Erfahrungsbericht – Forschungssemester im Südwesten von Madagaskar bei der NGO Honko Mangrove Conservation & Education
14.11.2015 – 16.02.2016
Anne Kraft
Wenn man an Madagaskar denkt, fallen einem wahrscheinlich zuerst die flauschigen Disney-Helden aus dem gleichnamigen Film ein. Man denkt an Regenwald, Exotik, Abendteuer, oder Seefahrer („Wir lagen vor Madagaskar…“). Tatsächlich ist Madagaskar das fünft ärmste Land der Erde und die Region im Südwesten eine der trockensten überhaupt. Regenwald findet man darum keinen, dafür ein anderes einzigartiges Ökosystem: den stachligen Trockenwald mit seinen Oktopusbäumen und anderen wehrhaften endemischen Pflanzen. Da das Land eine Insel ist, zeichnet sich die Flora und Fauna durch einen geringen Artenreichtum, dafür aber einen hohen Grad an Endemismus aus.
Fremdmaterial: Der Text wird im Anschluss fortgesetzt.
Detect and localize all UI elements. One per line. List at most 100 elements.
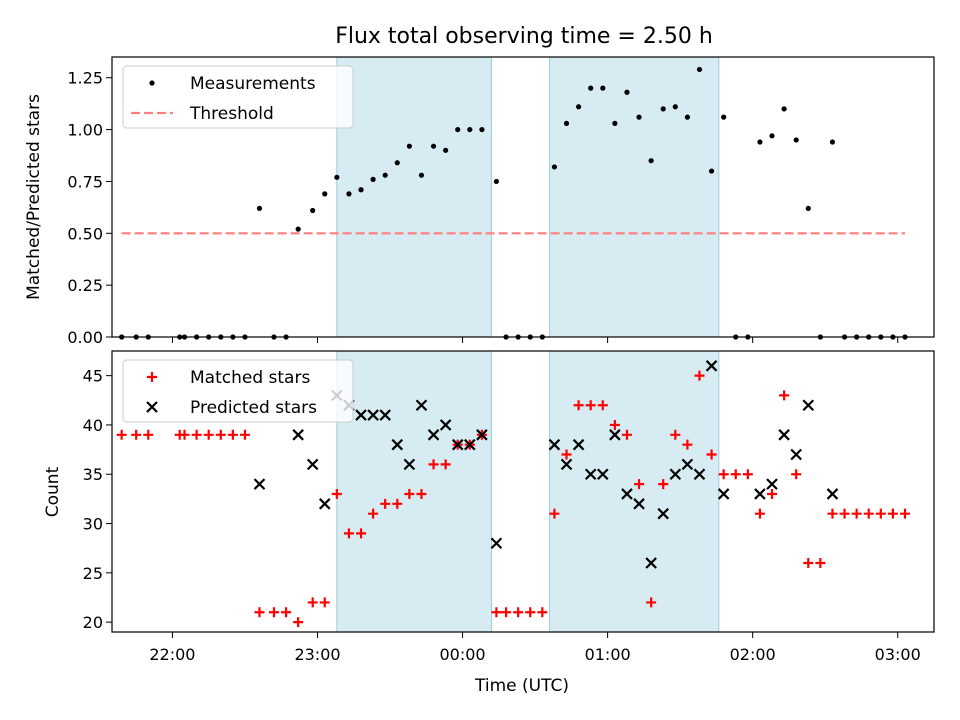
data-point xyxy=(705,360,718,372)
data-point xyxy=(560,458,573,471)
data-point xyxy=(551,164,558,170)
data-point xyxy=(634,479,645,490)
data-point xyxy=(490,537,503,550)
data-point xyxy=(358,187,364,193)
data-point xyxy=(525,607,536,618)
x-tick-label: 23:00 xyxy=(294,645,340,664)
data-point xyxy=(310,207,316,214)
data-point xyxy=(585,400,596,411)
data-point xyxy=(684,114,691,120)
data-point xyxy=(694,370,705,381)
x-tick-label: 22:00 xyxy=(149,645,195,664)
data-point xyxy=(696,66,703,73)
data-point xyxy=(268,607,279,618)
data-point xyxy=(597,468,609,481)
data-point xyxy=(624,89,630,95)
data-point xyxy=(682,439,693,450)
axes-frame xyxy=(111,350,935,633)
y-tick-label: 0.50 xyxy=(67,224,103,243)
data-point xyxy=(600,85,606,91)
data-point xyxy=(829,139,836,145)
top-y-axis-label: Matched/Predicted stars xyxy=(24,94,44,300)
data-point xyxy=(660,106,666,112)
x-tick-label: 01:00 xyxy=(585,645,631,664)
data-point xyxy=(706,449,717,460)
data-point xyxy=(827,508,838,519)
data-point xyxy=(766,478,778,490)
data-point xyxy=(887,508,898,519)
data-point xyxy=(501,607,512,618)
data-point xyxy=(657,507,670,520)
x-tick-label: 03:00 xyxy=(875,645,921,664)
data-point xyxy=(576,104,582,110)
data-point xyxy=(334,174,340,180)
legend-swatch-1 xyxy=(146,401,158,413)
data-point xyxy=(609,419,620,430)
data-point xyxy=(331,488,342,499)
data-point xyxy=(382,172,388,178)
data-point xyxy=(131,429,142,440)
data-point xyxy=(322,191,328,197)
data-point xyxy=(440,459,451,470)
observing-window-0 xyxy=(336,56,493,338)
data-point xyxy=(646,597,657,608)
data-point xyxy=(356,528,367,539)
observing-window-0 xyxy=(336,350,493,633)
data-point xyxy=(681,458,694,471)
data-point xyxy=(717,488,730,500)
x-tick-label: 00:00 xyxy=(440,645,486,664)
y-tick-label: 1.25 xyxy=(67,69,103,88)
y-tick-label: 25 xyxy=(83,564,103,583)
data-point xyxy=(769,133,775,139)
data-point xyxy=(781,106,787,112)
data-point xyxy=(549,508,560,519)
data-point xyxy=(803,557,814,568)
data-point xyxy=(464,438,476,451)
chart-title: Flux total observing time = 2.50 h xyxy=(335,24,713,49)
y-tick-label: 40 xyxy=(83,416,103,435)
data-point xyxy=(253,478,266,490)
data-point xyxy=(805,205,811,212)
data-point xyxy=(394,160,400,166)
data-point xyxy=(451,438,464,451)
data-point xyxy=(815,557,826,568)
data-point xyxy=(292,429,304,441)
data-point xyxy=(404,488,415,499)
data-point xyxy=(793,137,799,143)
data-point xyxy=(597,400,608,411)
data-point xyxy=(493,178,500,185)
data-point xyxy=(730,469,741,480)
data-point xyxy=(669,468,682,481)
data-point xyxy=(612,120,618,126)
data-point xyxy=(343,528,354,539)
data-point xyxy=(778,429,790,441)
data-point xyxy=(239,429,250,440)
data-point xyxy=(721,114,727,120)
data-point xyxy=(584,468,597,481)
y-tick-label: 45 xyxy=(83,367,103,386)
data-point xyxy=(203,429,214,440)
data-point xyxy=(392,498,403,509)
y-tick-label: 0.00 xyxy=(67,328,103,347)
data-point xyxy=(346,191,352,197)
data-point xyxy=(572,438,585,451)
data-point xyxy=(636,114,642,120)
legend-label: Measurements xyxy=(190,74,316,94)
y-tick-label: 30 xyxy=(83,515,103,534)
data-point xyxy=(380,498,391,509)
legend-label: Matched stars xyxy=(190,368,310,388)
data-point xyxy=(443,147,449,153)
y-tick-label: 1.00 xyxy=(67,121,103,140)
y-tick-label: 20 xyxy=(83,613,103,632)
data-point xyxy=(427,429,440,441)
data-point xyxy=(718,469,729,480)
y-tick-label: 35 xyxy=(83,465,103,484)
legend-swatch-0 xyxy=(149,80,155,86)
y-tick-label: 0.25 xyxy=(67,276,103,295)
data-point xyxy=(439,419,452,431)
top-panel: 0.00 0.25 0.50 0.75 1.00 1.25 Measurements Thre… xyxy=(67,56,935,347)
data-point xyxy=(479,126,485,133)
data-point xyxy=(513,607,524,618)
data-point xyxy=(754,488,766,500)
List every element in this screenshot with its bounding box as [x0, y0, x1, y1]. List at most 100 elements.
Dies bedeutet, dass man so ziemlich alle Arten nur hier finden kann, teilweise nur in Regionen von mehreren Hektar (Belalanda Chamäleon Furcifer belalandaensis).
Die Bevölkerung ist stark abhängig von den natürlichen Ressourcen und über 90% leben gerade einmal von weniger als 2 US-Dollar am Tag. In Kombination mit dem starken Bevölkerungswachstum und Migrationsbewegungen aufgrund knapper natürlicher Ressourcen, sind im Südwesten der Insel besonders die Wald- und Meeresökosysteme bedroht. Zahlreiche Hilfs- und Naturschutzorganisationen engagieren sich in der Region.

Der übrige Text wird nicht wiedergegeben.